Cancún’s baby steps

Delegates from 193 countries achieved some progress in their deliberations at the first global climate conference since last year’s meeting in Copenhagen.

Delegates from 193 countries agreed in Cancún, Mexico, last week on a framework for curtailing carbon emissions, but once again made little progress on binding commitments to reduce emissions that contribute to climate change. The meeting, the first global climate conference since last year’s rancorous gathering in Copenhagen, was convened amid low expectations. But it achieved some incremental progress, including the establishment of the following: a “Green Climate Fund,” which will, by 2020, provide $100 billion annually from wealthy nations to compensate poor ones for reducing their emissions; a separate system to compensate developing nations for preserving rain forests; and an agreement to create within the United Nations formal procedures for monitoring emissions reductions in the future.
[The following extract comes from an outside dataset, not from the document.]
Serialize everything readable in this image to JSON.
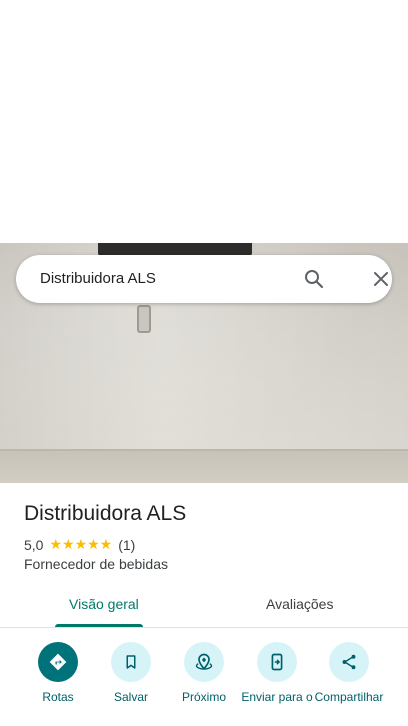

The deal “is not what is ultimately required,” said Christiana Figueres of the U.N.’s Framework Convention on Climate Change, “but it is the essential foundation on which to build greater, collective ambition.”

“Cancún was a success, albeit a modest one,” said the Financial Times in an editorial. Its real achievement was to establish a framework for cutting emissions “within the U.N. process for the first time,” laying the foundation for future action. Even so, “cautious optimism is not a comfortable place to be when weighing the future of the planet.”